Descrizione Progetto

L’attuale tracciato che collega Cantarana (Provincia di Cuneo) ad Acquetico (provincia di Imperia) si sviluppa su 13,8 km particolarmente tortuosi che attraversano undici nuclei abitati, con un dislivello di 662 m e un tempo di percorrenza di circa 25 minuti. Il progetto di traforo ridurrebbe il percorso a 9,3 km per un dislivello di 370 m e una percorrenza di 6 minuti, senza attraversare nuclei abitati. Inoltre il traforo, se realizzato, rappresenterebbe una alternativa al Colle di Tenda per quanto riguarda i traffici commerciali.

Negli anni Novanta/ Duemila ANAS S.p.a. elaborò un piano che prevedeva tre interventi:

  • la variante Pontedassio-Imperia;
  • la SS.1 Aurelia bis, variante dell'abitato di Imperia;
  • la variante Pieve di Teco-Ormea, con traforo di Armo-Cantarana.

A cavallo degli anni Duemila si procedette alla progettazione e si realizzarono le opere relative ai primi due interventi, oltre a una variante dell'abitato di Pieve di Teco e al collegamento con Acquetico, punto di arrivo della variante di valico fino a Ormea.

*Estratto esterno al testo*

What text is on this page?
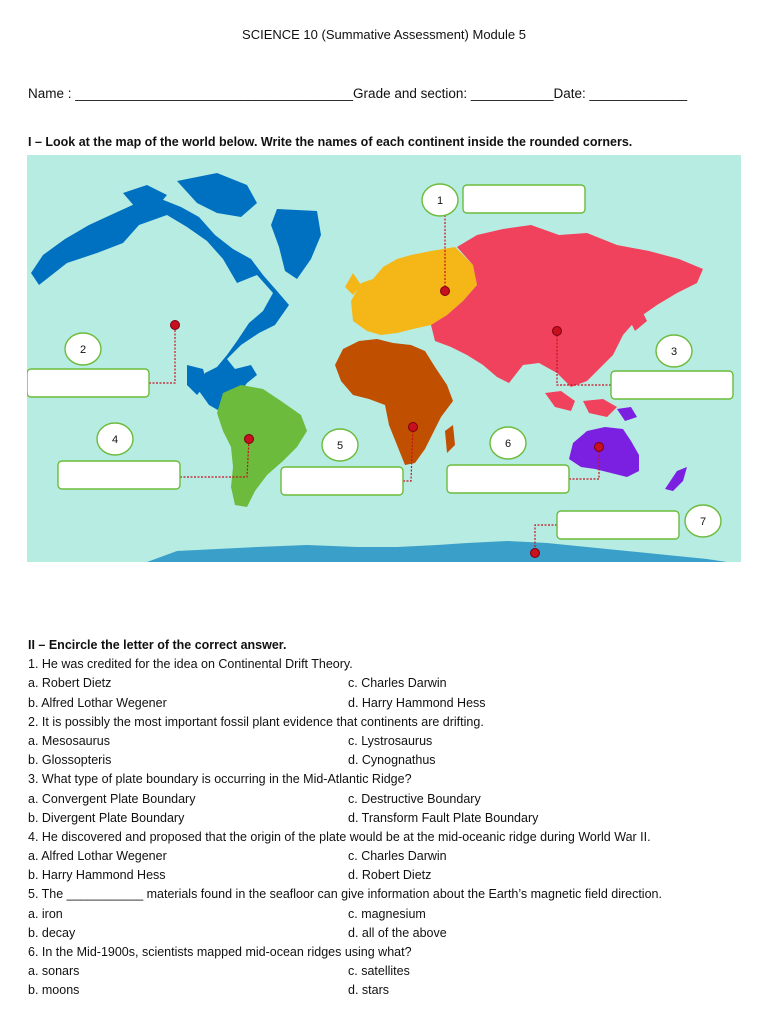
SCIENCE 10 (Summative Assessment) Module 5
Name : _____________________________________Grade and section: ___________Date: _____________
I – Look at the map of the world below. Write the names of each continent inside the rounded corners.
1
2	3
4	5	6
7
II – Encircle the letter of the correct answer.
1. He was credited for the idea on Continental Drift Theory.
a. Robert Dietz	c. Charles Darwin
b. Alfred Lothar Wegener	d. Harry Hammond Hess
2. It is possibly the most important fossil plant evidence that continents are drifting.
a. Mesosaurus	c. Lystrosaurus
b. Glossopteris	d. Cynognathus
3. What type of plate boundary is occurring in the Mid-Atlantic Ridge?
a. Convergent Plate Boundary	c. Destructive Boundary
b. Divergent Plate Boundary	d. Transform Fault Plate Boundary
4. He discovered and proposed that the origin of the plate would be at the mid-oceanic ridge during World War II.
a. Alfred Lothar Wegener	c. Charles Darwin
b. Harry Hammond Hess	d. Robert Dietz
5. The ___________ materials found in the seafloor can give information about the Earth’s magnetic field direction.
a. iron	c. magnesium
b. decay	d. all of the above
6. In the Mid-1900s, scientists mapped mid-ocean ridges using what?
a. sonars	c. satellites
b. moons	d. stars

Di particolare rilievo quest'ultimo tratto, per il quale furono effettuate la progettazione preliminare e le indagini geognostiche.

Nel maggio 1992 fu terminata la realizzazione del foro pilota del tunnel principale fra Armo e Cantarana: 2.852 metri di galleria, del diametro di 2,50 metri, che hanno consentito di verificare, positivamente, la composizione del terreno attraversato, e che in fase di realizzazione dell'opera dovrebbero essere allargati fino alle dimensioni finali previste per il tunnel.

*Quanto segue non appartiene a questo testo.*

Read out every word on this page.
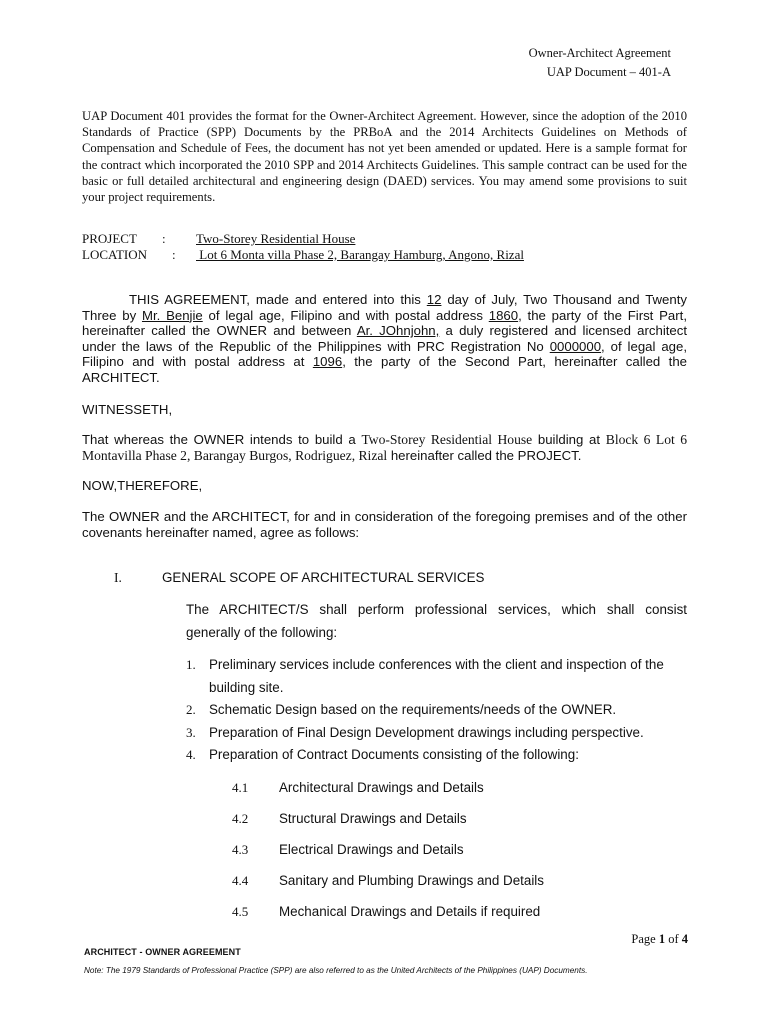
Owner-Architect Agreement
UAP Document – 401-A
UAP Document 401 provides the format for the Owner-Architect Agreement. However, since the adoption of the 2010 Standards of Practice (SPP) Documents by the PRBoA and the 2014 Architects Guidelines on Methods of Compensation and Schedule of Fees, the document has not yet been amended or updated. Here is a sample format for the contract which incorporated the 2010 SPP and 2014 Architects Guidelines. This sample contract can be used for the basic or full detailed architectural and engineering design (DAED) services. You may amend some provisions to suit your project requirements.
PROJECT	:	Two-Storey Residential House
LOCATION	:	Lot 6 Monta villa Phase 2, Barangay Hamburg, Angono, Rizal
THIS AGREEMENT, made and entered into this 12 day of July, Two Thousand and Twenty Three by Mr. Benjie of legal age, Filipino and with postal address 1860, the party of the First Part, hereinafter called the OWNER and between Ar. JOhnjohn, a duly registered and licensed architect under the laws of the Republic of the Philippines with PRC Registration No 0000000, of legal age, Filipino and with postal address at 1096, the party of the Second Part, hereinafter called the ARCHITECT.
WITNESSETH,
That whereas the OWNER intends to build a Two-Storey Residential House building at Block 6 Lot 6 Montavilla Phase 2, Barangay Burgos, Rodriguez, Rizal hereinafter called the PROJECT.
NOW,THEREFORE,
The OWNER and the ARCHITECT, for and in consideration of the foregoing premises and of the other covenants hereinafter named, agree as follows:
I.	GENERAL SCOPE OF ARCHITECTURAL SERVICES
The ARCHITECT/S shall perform professional services, which shall consist generally of the following:
1. Preliminary services include conferences with the client and inspection of the building site.
2. Schematic Design based on the requirements/needs of the OWNER.
3. Preparation of Final Design Development drawings including perspective.
4. Preparation of Contract Documents consisting of the following:
4.1	Architectural Drawings and Details
4.2	Structural Drawings and Details
4.3	Electrical Drawings and Details
4.4	Sanitary and Plumbing Drawings and Details
4.5	Mechanical Drawings and Details if required
Page 1 of 4
ARCHITECT - OWNER AGREEMENT
Note: The 1979 Standards of Professional Practice (SPP) are also referred to as the United Architects of the Philippines (UAP) Documents.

Dopo più di 30 anni di attesa, nel luglio 2019, il Ministro delle Infrastrutture e dei Trasporti, Danilo Toninelli, ha annunciato l’inserimento della progettazione dell’opera nell’aggiornamento 2019 del Contratto di Programma Mit- Anas 2016-2020. Nell'ottobre 2020 il progetto definitivo per la realizzazione del traforo Armo-Cantarana ha superato l’esame a Roma ed è stato approvato in linea di massima dalla terza sezione del Consiglio superiore dei Lavori pubblici, anche se occorrerà completarlo e perfezionarlo in alcune parti.

Inizialmente l'opera era inserita tra i progetti del Piano Nazionale di Ripresa e Resilienza italiano, ma nella versione di piano approvata dall'UE nel giugno 2021 l'opera è assente. 

L'infrastruttura è inserita nell'aggiornamento del Contratto di Programma 2016/2021 tra Ministero delle Infrastrutture e ANAS. Dalla rilevazione dell'ANAC sullo stato di attuazione dele infrastrutture strategiche e prioritarie, che si basa sui dati comunicati dal RUP al 31 dicembre 2020, risulta confermato l'inserimento dell'intervento "Adeguamento SS 28 - Variante di Pieve di Teco-Ormea con traforo di valico Armo-Cantarana" nell'Aggiornamento del CdP 2016-2020 per la sola progettazione (Allegato A1.1).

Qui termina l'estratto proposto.